Researchers from Harvard Medical School (MA, USA) have developed an AI-based graph neural network model that is able to better predict molecules that could be mediated to reverse disease states in cells and the potential drugs that could target them by considering multiple drivers of disease. PDGrapher, available for free, looks for agents that could address disease states, rather than limiting its search to agents that target molecules already known to play a role in a particular disease.
Widening the net
Traditional drug discovery starts by identifying a single protein involved in a mechanism driving a disease state in cells, then looks for compounds that activate or inhibit it. However, the factors driving many disease states involve a variety of proteins involved in several interlinking signaling pathways. Recent AI tools used for drug discovery can replicate this process but much faster, scanning through the available data on a disease alongside the structures of approved, or even experimental, therapeutic molecules to identify a match. However, they are locked into the same one by one mentality that has prevailed as the status quo in drug discovery for some time.

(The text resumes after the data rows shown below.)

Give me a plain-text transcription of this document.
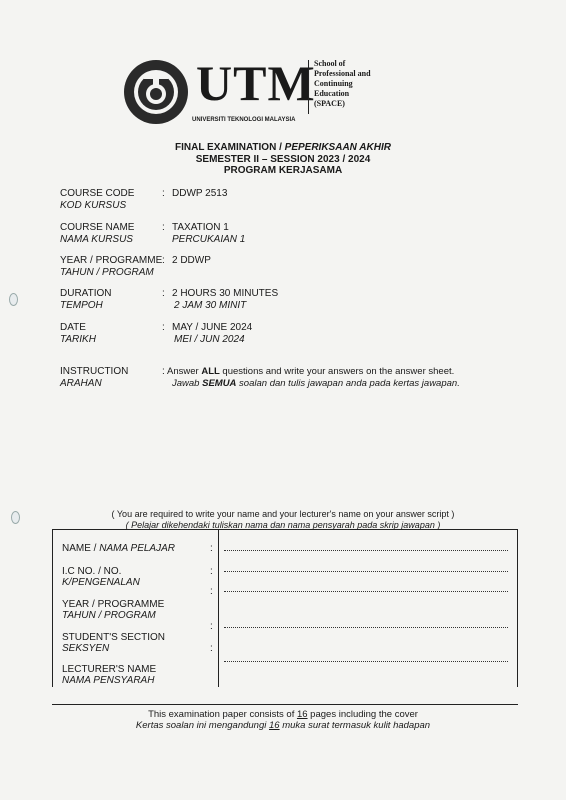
UTM
UNIVERSITI TEKNOLOGI MALAYSIA
School of
Professional and
Continuing
Education
(SPACE)
FINAL EXAMINATION / PEPERIKSAAN AKHIR
SEMESTER II – SESSION 2023 / 2024
PROGRAM KERJASAMA
COURSE CODE
KOD KURSUS
: DDWP 2513
COURSE NAME
NAMA KURSUS
: TAXATION 1
PERCUKAIAN 1
YEAR / PROGRAMME
TAHUN / PROGRAM
: 2 DDWP
DURATION
TEMPOH
: 2 HOURS 30 MINUTES
2 JAM 30 MINIT
DATE
TARIKH
: MAY / JUNE 2024
MEI / JUN 2024
INSTRUCTION
ARAHAN
: Answer ALL questions and write your answers on the answer sheet.
Jawab SEMUA soalan dan tulis jawapan anda pada kertas jawapan.
( You are required to write your name and your lecturer's name on your answer script )
( Pelajar dikehendaki tuliskan nama dan nama pensyarah pada skrip jawapan )
NAME / NAMA PELAJAR	:
I.C NO. / NO.
K/PENGENALAN
:
:
YEAR / PROGRAMME
TAHUN / PROGRAM
:
STUDENT'S SECTION
SEKSYEN	:
LECTURER'S NAME
NAMA PENSYARAH
This examination paper consists of 16 pages including the cover
Kertas soalan ini mengandungi 16 muka surat termasuk kulit hadapan
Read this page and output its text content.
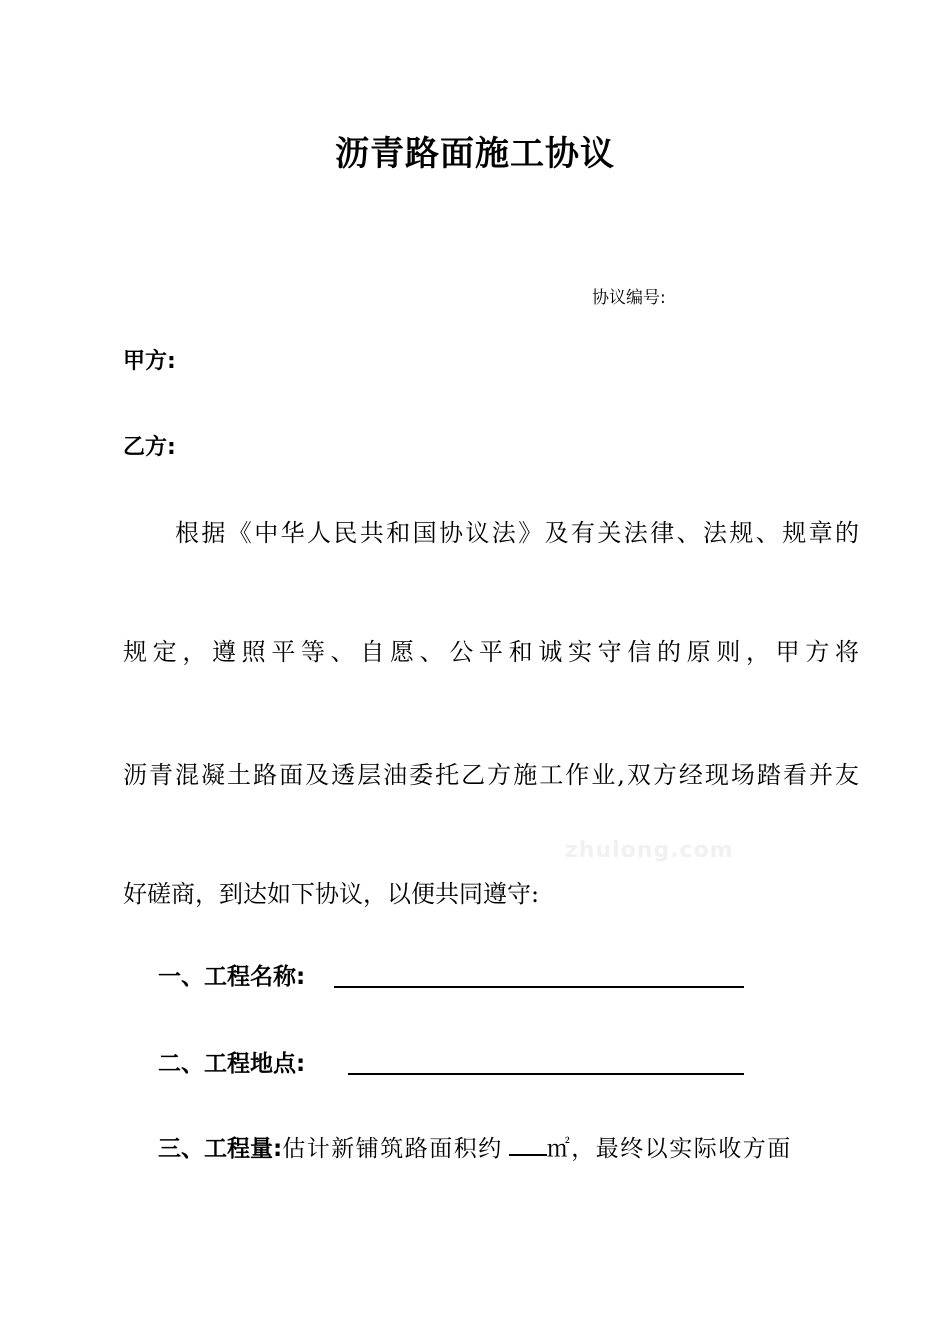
沥青路面施工协议
协议编号:
甲方:
乙方:
根据《中华人民共和国协议法》及有关法律、法规、规章的
规定，遵照平等、自愿、公平和诚实守信的原则，甲方将
沥青混凝土路面及透层油委托乙方施工作业,双方经现场踏看并友
好磋商，到达如下协议，以便共同遵守:
zhulong.com
一、工程名称:
二、工程地点:
三、工程量:估计新铺筑路面积约 ㎡，最终以实际收方面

To build a more effective tool, Zitnik and her team turned to causal discovery, which looks at which elements of a system should be changed, or perturbed, to achieve a desired state. They developed PDGrapher by combining causal discovery and geometric deep learning to predict therapeutic targets that might shift gene expression from a diseased state to a healthy one.
The team then trained PDGrapher on a dataset of disease–treated sample pairs to help it understand which parts of a cell might be driving a disease, simulate the outcome if those parts were changed in some way, then predict if the cell would still be diseased after the change.

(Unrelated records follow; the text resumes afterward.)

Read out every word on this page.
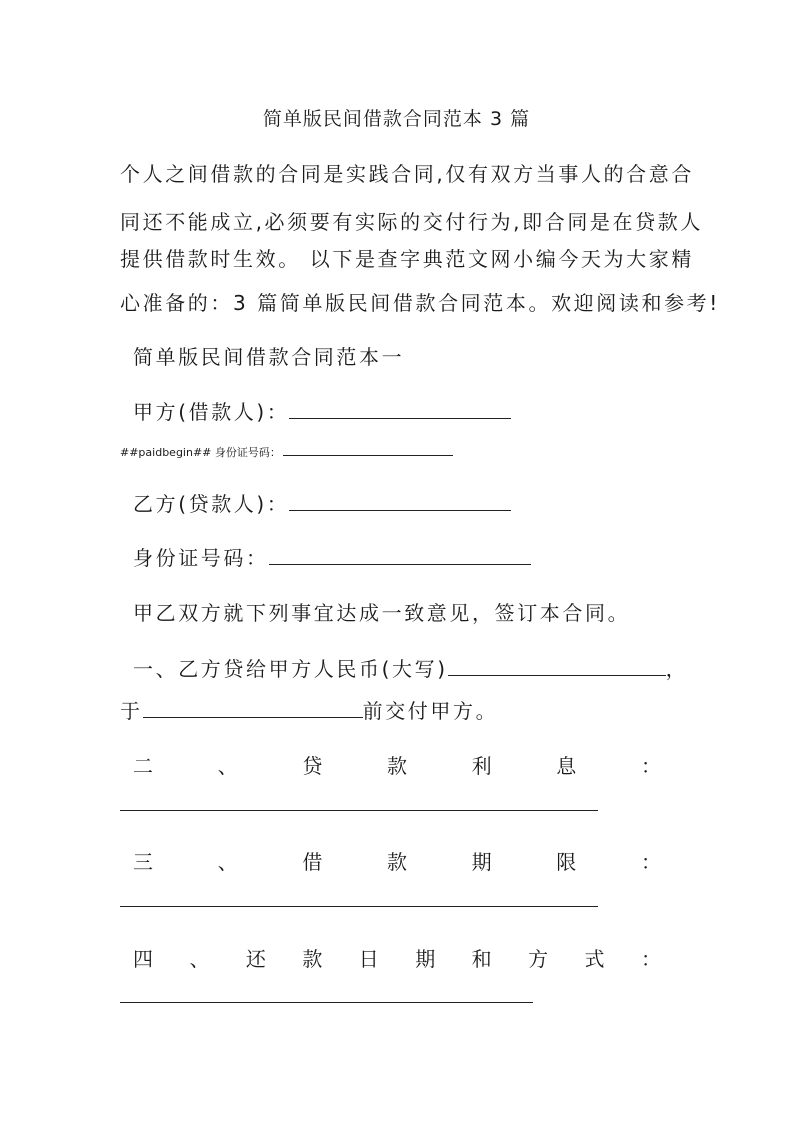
简单版民间借款合同范本 3 篇
个人之间借款的合同是实践合同,仅有双方当事人的合意合
同还不能成立,必须要有实际的交付行为,即合同是在贷款人
提供借款时生效。 以下是查字典范文网小编今天为大家精
心准备的：3 篇简单版民间借款合同范本。欢迎阅读和参考!
简单版民间借款合同范本一
甲方(借款人)：
##paidbegin## 身份证号码：
乙方(贷款人)：
身份证号码：
甲乙双方就下列事宜达成一致意见，签订本合同。
一、乙方贷给甲方人民币(大写)	，
于	前交付甲方。
二	、	贷	款	利	息	：
三	、	借	款	期	限	：
四 、 还 款 日 期 和 方 式 ：
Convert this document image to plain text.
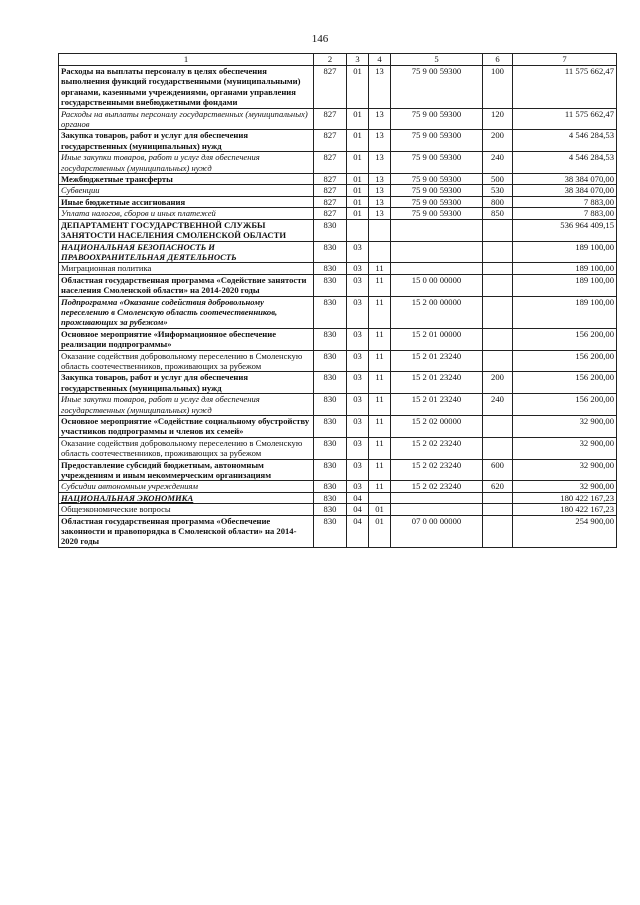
146
1	2	3	4	5	6	7
Расходы на выплаты персоналу в целях обеспечения выполнения функций государственными (муниципальными) органами, казенными учреждениями, органами управления государственными внебюджетными фондами	827	01	13	75 9 00 59300	100	11 575 662,47
Расходы на выплаты персоналу государственных (муниципальных) органов	827	01	13	75 9 00 59300	120	11 575 662,47
Закупка товаров, работ и услуг для обеспечения государственных (муниципальных) нужд	827	01	13	75 9 00 59300	200	4 546 284,53
Иные закупки товаров, работ и услуг для обеспечения государственных (муниципальных) нужд	827	01	13	75 9 00 59300	240	4 546 284,53
Межбюджетные трансферты	827	01	13	75 9 00 59300	500	38 384 070,00
Субвенции	827	01	13	75 9 00 59300	530	38 384 070,00
Иные бюджетные ассигнования	827	01	13	75 9 00 59300	800	7 883,00
Уплата налогов, сборов и иных платежей	827	01	13	75 9 00 59300	850	7 883,00
ДЕПАРТАМЕНТ ГОСУДАРСТВЕННОЙ СЛУЖБЫ ЗАНЯТОСТИ НАСЕЛЕНИЯ СМОЛЕНСКОЙ ОБЛАСТИ	830					536 964 409,15
НАЦИОНАЛЬНАЯ БЕЗОПАСНОСТЬ И ПРАВООХРАНИТЕЛЬНАЯ ДЕЯТЕЛЬНОСТЬ	830	03				189 100,00
Миграционная политика	830	03	11			189 100,00
Областная государственная программа «Содействие занятости населения Смоленской области» на 2014-2020 годы	830	03	11	15 0 00 00000		189 100,00
Подпрограмма «Оказание содействия добровольному переселению в Смоленскую область соотечественников, проживающих за рубежом»	830	03	11	15 2 00 00000		189 100,00
Основное мероприятие «Информационное обеспечение реализации подпрограммы»	830	03	11	15 2 01 00000		156 200,00
Оказание содействия добровольному переселению в Смоленскую область соотечественников, проживающих за рубежом	830	03	11	15 2 01 23240		156 200,00
Закупка товаров, работ и услуг для обеспечения государственных (муниципальных) нужд	830	03	11	15 2 01 23240	200	156 200,00
Иные закупки товаров, работ и услуг для обеспечения государственных (муниципальных) нужд	830	03	11	15 2 01 23240	240	156 200,00
Основное мероприятие «Содействие социальному обустройству участников подпрограммы и членов их семей»	830	03	11	15 2 02 00000		32 900,00
Оказание содействия добровольному переселению в Смоленскую область соотечественников, проживающих за рубежом	830	03	11	15 2 02 23240		32 900,00
Предоставление субсидий бюджетным, автономным учреждениям и иным некоммерческим организациям	830	03	11	15 2 02 23240	600	32 900,00
Субсидии автономным учреждениям	830	03	11	15 2 02 23240	620	32 900,00
НАЦИОНАЛЬНАЯ ЭКОНОМИКА	830	04				180 422 167,23
Общеэкономические вопросы	830	04	01			180 422 167,23
Областная государственная программа «Обеспечение законности и правопорядка в Смоленской области» на 2014-2020 годы	830	04	01	07 0 00 00000		254 900,00
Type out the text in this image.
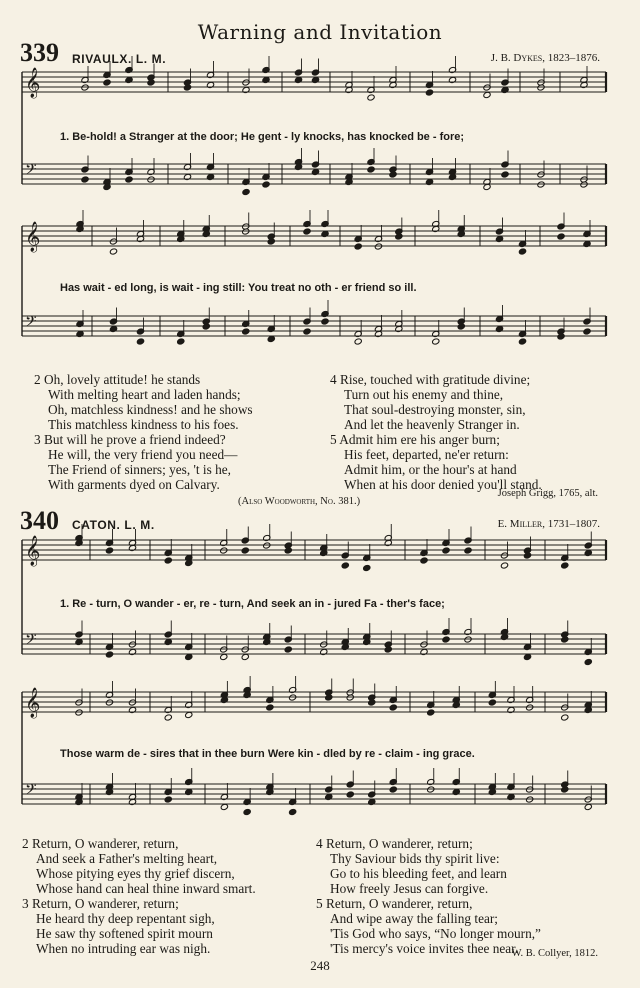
Warning and Invitation
339 RIVAULX. L. M.	J. B. Dykes, 1823–1876.
𝄞
𝄢
𝄞
𝄢
𝄞
𝄢
𝄞
𝄢
1. Be-hold! a Stranger at the door; He gent - ly knocks, has knocked be - fore;
Has wait - ed long, is wait - ing still: You treat no oth - er friend so ill.
2 Oh, lovely attitude! he stands
With melting heart and laden hands;
Oh, matchless kindness! and he shows
This matchless kindness to his foes.
3 But will he prove a friend indeed?
He will, the very friend you need—
The Friend of sinners; yes, 't is he,
With garments dyed on Calvary.
4 Rise, touched with gratitude divine;
Turn out his enemy and thine,
That soul-destroying monster, sin,
And let the heavenly Stranger in.
5 Admit him ere his anger burn;
His feet, departed, ne'er return:
Admit him, or the hour's at hand
When at his door denied you'll stand.
Joseph Grigg, 1765, alt.
(Also Woodworth, No. 381.)
340 CATON. L. M.	E. Miller, 1731–1807.
1. Re - turn, O wander - er, re - turn, And seek an in - jured Fa - ther's face;
Those warm de - sires that in thee burn Were kin - dled by re - claim - ing grace.
2 Return, O wanderer, return,
And seek a Father's melting heart,
Whose pitying eyes thy grief discern,
Whose hand can heal thine inward smart.
3 Return, O wanderer, return;
He heard thy deep repentant sigh,
He saw thy softened spirit mourn
When no intruding ear was nigh.
4 Return, O wanderer, return;
Thy Saviour bids thy spirit live:
Go to his bleeding feet, and learn
How freely Jesus can forgive.
5 Return, O wanderer, return,
And wipe away the falling tear;
'Tis God who says, “No longer mourn,”
'Tis mercy's voice invites thee near.
W. B. Collyer, 1812.
248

Characterizing and predicting protein modifications with a novel AI tool
An AI model that reveals how protein modifications link genetic mutations to disease has been developed.

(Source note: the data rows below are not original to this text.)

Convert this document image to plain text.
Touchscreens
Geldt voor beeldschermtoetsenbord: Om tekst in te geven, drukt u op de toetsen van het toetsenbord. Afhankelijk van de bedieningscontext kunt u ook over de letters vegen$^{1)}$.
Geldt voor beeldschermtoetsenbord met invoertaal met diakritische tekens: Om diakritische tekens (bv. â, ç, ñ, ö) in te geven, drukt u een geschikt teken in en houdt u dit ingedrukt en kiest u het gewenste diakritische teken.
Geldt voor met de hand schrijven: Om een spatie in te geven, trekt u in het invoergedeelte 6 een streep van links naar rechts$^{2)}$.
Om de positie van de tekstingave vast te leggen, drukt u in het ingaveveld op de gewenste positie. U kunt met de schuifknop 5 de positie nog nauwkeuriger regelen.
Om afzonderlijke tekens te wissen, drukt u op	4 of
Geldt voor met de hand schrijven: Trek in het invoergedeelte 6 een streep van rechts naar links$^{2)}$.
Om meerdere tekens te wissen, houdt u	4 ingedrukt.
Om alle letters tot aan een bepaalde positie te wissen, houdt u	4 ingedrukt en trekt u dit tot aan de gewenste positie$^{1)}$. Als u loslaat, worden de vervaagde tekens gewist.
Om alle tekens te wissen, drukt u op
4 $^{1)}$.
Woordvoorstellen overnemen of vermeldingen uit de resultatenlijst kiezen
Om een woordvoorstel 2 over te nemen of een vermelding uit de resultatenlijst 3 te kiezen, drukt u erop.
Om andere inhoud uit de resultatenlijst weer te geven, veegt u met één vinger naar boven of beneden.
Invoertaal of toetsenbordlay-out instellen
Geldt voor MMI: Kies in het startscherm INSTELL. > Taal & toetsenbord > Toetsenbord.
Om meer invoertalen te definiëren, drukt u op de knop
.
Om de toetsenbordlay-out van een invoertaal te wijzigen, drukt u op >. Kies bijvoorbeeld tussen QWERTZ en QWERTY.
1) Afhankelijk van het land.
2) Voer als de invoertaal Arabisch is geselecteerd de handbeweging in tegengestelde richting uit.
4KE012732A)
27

“Traditional drug discovery resembles tasting hundreds of prepared dishes to find one that happens to taste perfect,” commented study senior author Marinka Zitnik, Blavatnik Institute (Harvard Medical School). “Instead of testing every possible recipe, PDGrapher asks: ‘Which mix of ingredients will turn this bland or overly salty dish into a perfectly balanced meal?’” Zitnik explained.
To put PDGrapher to the test, the team reviewed 19 datasets across 11 cancer types. This included cell samples and cancer types PDGrapher hadn’t encountered during its training.
PDGrapher successfully predicted proven drug targets that were deliberately excluded from the training data. It also identified additional candidates supported by emerging evidence, such as TOP2A. TOP2A is an enzyme already targeted by approved chemotherapies, so PDGrapher added to evidence from recent preclinical studies that TOP2A inhibition may be a promising target for non-small cell lung cancer. PDGrapher also predicted KDR, also known as VEGFR2, as another potential target for non-small cell lung cancer, aligning with clinical evidence.
Overall, PDGrapher detected up to 13.37% more ground-truth therapeutic targets in chemical intervention datasets, and 1.09% more in genetic intervention datasets than existing methods. For chemical intervention datasets, candidate therapeutic targets predicted by PDGrapher were up to 11.58% closer to ground-truth therapeutic targets in the gene–gene interaction network than what would be expected by chance.
PDGrapher was also reported to have superior accuracy and efficiency, ranking the correct therapeutic targets up to 35% higher than other models did and delivering results up to 25 times faster than comparable AI approaches.
Throwing out the recipe book
The team hopes that PDGrapher will lead to faster, more efficient searches for new therapeutic agents, especially in disease states involving multiple pathways. They are currently applying this model to study Parkinson’s and Alzheimer’s, to identify potential targets to restore cell health.
In the future, they believe PDFGrapher could enable personalized medicine, by analyzing a patient’s individual cellular profile. It could also help researchers understand why and how some drug combinations work, opening up new avenues of research.
“Our ultimate goal is to create a clear road map of possible ways to reverse disease at the cellular level,” Zitnik concluded.